Quelles sont les causes de ces colères ?
France Télévisions emploie des femmes et des hommes détenteurs d’un grand savoir faire professionnel, experts dans leurs métiers respectifs, des journalistes auteurs-salariés attachés à ce statut singulier, des créateurs de fictions dont les emplois contiennent une dimension artistique, des techniciens et administratifs qui comprennent et maîtrisent les rouages de la fabrications des contenus audiovisuels.
Malheureusement, les uns et les autres sont phagocytés par une structure bureaucratique dans laquelle des organisateurs gèrent des planificateurs.
Cette gangue technocratique s’observe en particulier dans les rédactions où le prêt à penser d’un encadrement trop souvent « hors sol » se heurte aux expériences vécues des reporters. Le taux d’encadrement est un symptôme révélateur de cette calcification du corps social de France Télévisions.
Les cadres supérieurs et hors grilles représentent 15 % des PTA. Les membres des filières Encadrement et Editions constituent 26 % des journalistes. Au siège parisien, ces taux s’élèvent respectivement à 22 et 42 % ! Dans les pôles de France 3, des directeurs d’antenne sans autonomie viennent déqualifier les rédacteurs en chef. Nous pourrions multiplier les exemples.

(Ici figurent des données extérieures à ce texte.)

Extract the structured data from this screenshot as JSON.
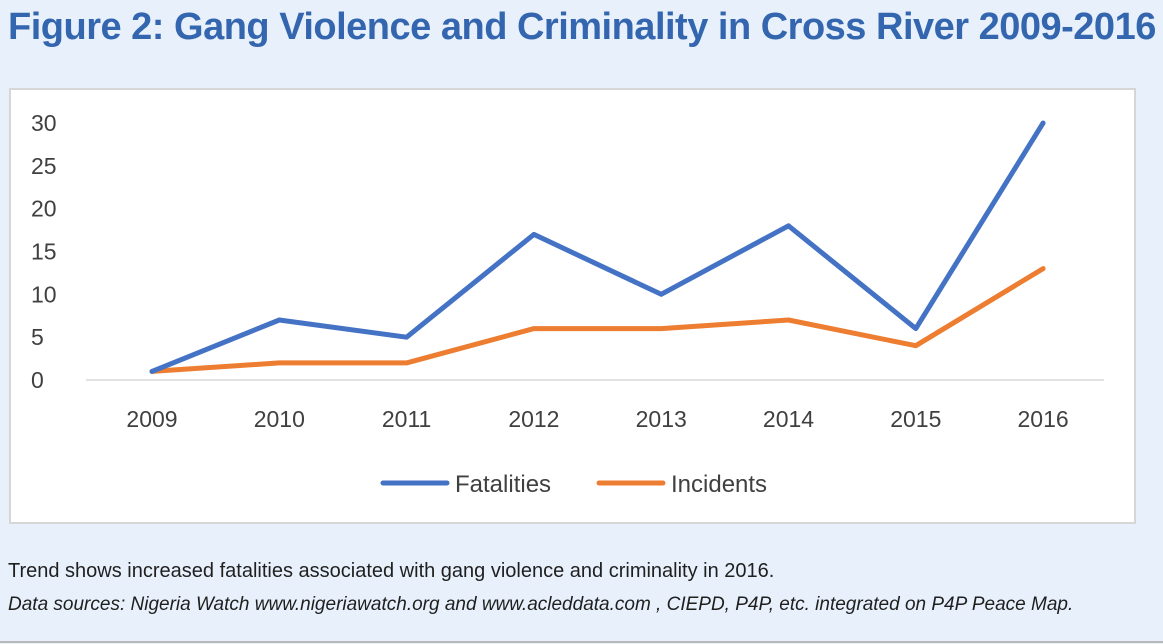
{
  "figure": {
    "title": "Figure 2: Gang Violence and Criminality in Cross River 2009-2016",
    "caption": "Trend shows increased fatalities associated with gang violence and criminality in 2016.",
    "sources": "Data sources: Nigeria Watch www.nigeriawatch.org  and www.acleddata.com , CIEPD, P4P, etc. integrated on P4P Peace Map."
  },
  "chart_data": {
    "type": "line",
    "title": "",
    "xlabel": "",
    "ylabel": "",
    "categories": [
      "2009",
      "2010",
      "2011",
      "2012",
      "2013",
      "2014",
      "2015",
      "2016"
    ],
    "ylim": [
      0,
      30
    ],
    "yticks": [
      0,
      5,
      10,
      15,
      20,
      25,
      30
    ],
    "grid": false,
    "legend_position": "bottom",
    "series": [
      {
        "name": "Fatalities",
        "color": "#4472c4",
        "values": [
          1,
          7,
          5,
          17,
          10,
          18,
          6,
          30
        ]
      },
      {
        "name": "Incidents",
        "color": "#ed7d31",
        "values": [
          1,
          2,
          2,
          6,
          6,
          7,
          4,
          13
        ]
      }
    ]
  }
}
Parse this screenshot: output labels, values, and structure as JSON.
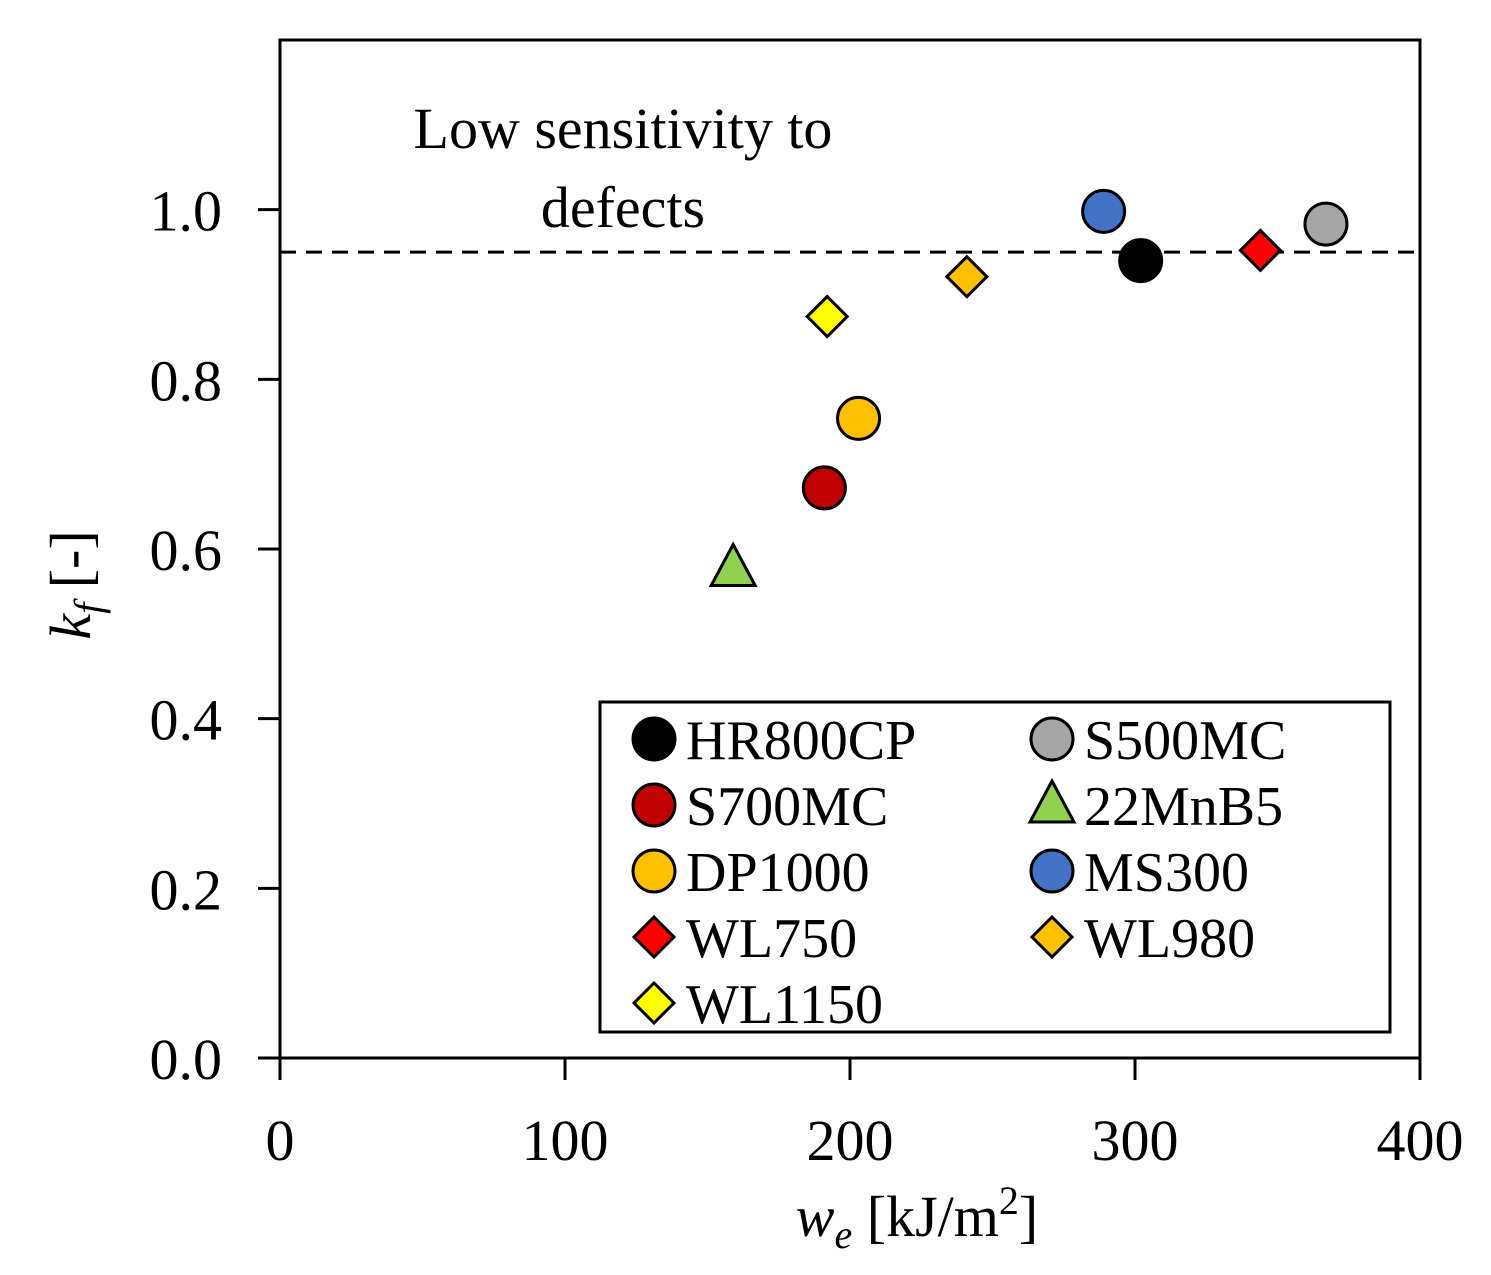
{
  "chart_data": {
    "type": "scatter",
    "title": "",
    "xlabel": {
      "var": "w",
      "sub": "e",
      "unit_pre": " [kJ/m",
      "unit_sup": "2",
      "unit_post": "]"
    },
    "ylabel": {
      "var": "k",
      "sub": "f",
      "unit": " [-]"
    },
    "xlim": [
      0,
      400
    ],
    "ylim": [
      0,
      1.2
    ],
    "xticks": [
      0,
      100,
      200,
      300,
      400
    ],
    "xtick_labels": [
      "0",
      "100",
      "200",
      "300",
      "400"
    ],
    "yticks": [
      0.0,
      0.2,
      0.4,
      0.6,
      0.8,
      1.0
    ],
    "ytick_labels": [
      "0.0",
      "0.2",
      "0.4",
      "0.6",
      "0.8",
      "1.0"
    ],
    "grid": false,
    "reference_line": {
      "y": 0.95,
      "style": "dashed"
    },
    "annotation": {
      "lines": [
        "Low sensitivity to",
        "defects"
      ],
      "anchor_data": [
        120,
        1.09
      ]
    },
    "legend_position": "bottom-right",
    "series": [
      {
        "name": "HR800CP",
        "marker": "circle",
        "color": "#000000",
        "x": [
          302
        ],
        "y": [
          0.94
        ]
      },
      {
        "name": "S500MC",
        "marker": "circle",
        "color": "#a6a6a6",
        "x": [
          367
        ],
        "y": [
          0.983
        ]
      },
      {
        "name": "S700MC",
        "marker": "circle",
        "color": "#c00000",
        "x": [
          191
        ],
        "y": [
          0.672
        ]
      },
      {
        "name": "22MnB5",
        "marker": "triangle",
        "color": "#92d050",
        "x": [
          159
        ],
        "y": [
          0.577
        ]
      },
      {
        "name": "DP1000",
        "marker": "circle",
        "color": "#ffc000",
        "x": [
          203
        ],
        "y": [
          0.754
        ]
      },
      {
        "name": "MS300",
        "marker": "circle",
        "color": "#4472c4",
        "x": [
          289
        ],
        "y": [
          0.998
        ]
      },
      {
        "name": "WL750",
        "marker": "diamond",
        "color": "#ff0000",
        "x": [
          344
        ],
        "y": [
          0.952
        ]
      },
      {
        "name": "WL980",
        "marker": "diamond",
        "color": "#ffc000",
        "x": [
          241
        ],
        "y": [
          0.921
        ]
      },
      {
        "name": "WL1150",
        "marker": "diamond",
        "color": "#ffff00",
        "x": [
          192
        ],
        "y": [
          0.874
        ]
      }
    ]
  }
}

Il est urgent d’inverser cette tendance, de revisiter nos organigrammes, de réorienter nos moyens là où ils sont le plus nécessaires. Ce sont des questions que l’entreprise peut régler seule, en interne, sans intervention de la tutelle.
Il n’est pas nécessaire pour résoudre ces problèmes d’abonder le budget, de modifier le cahier des charges ou d’abroger les décrets Tasca. Simplement de gérer autrement. De faciliter la recherche, d’encourager l’innovation, de stimuler la créativité. D’utiliser les départs naturels pour modifier les équilibres. D’initier des formations pour permettre la mobilité. De faire de nouveau confiance à ceux qui, sur le terrain, font la télévision d’aujourd’hui et de demain.
Alors des Assises, pourquoi pas ? S’il ne s’agit pas d’une énième rustine pour un système à bout de souffle. Des assises, pourquoi pas ? Si elles contribuent à la prise de conscience par la direction du malaise de nombre de salariés et de leur attachement aux valeurs du service public.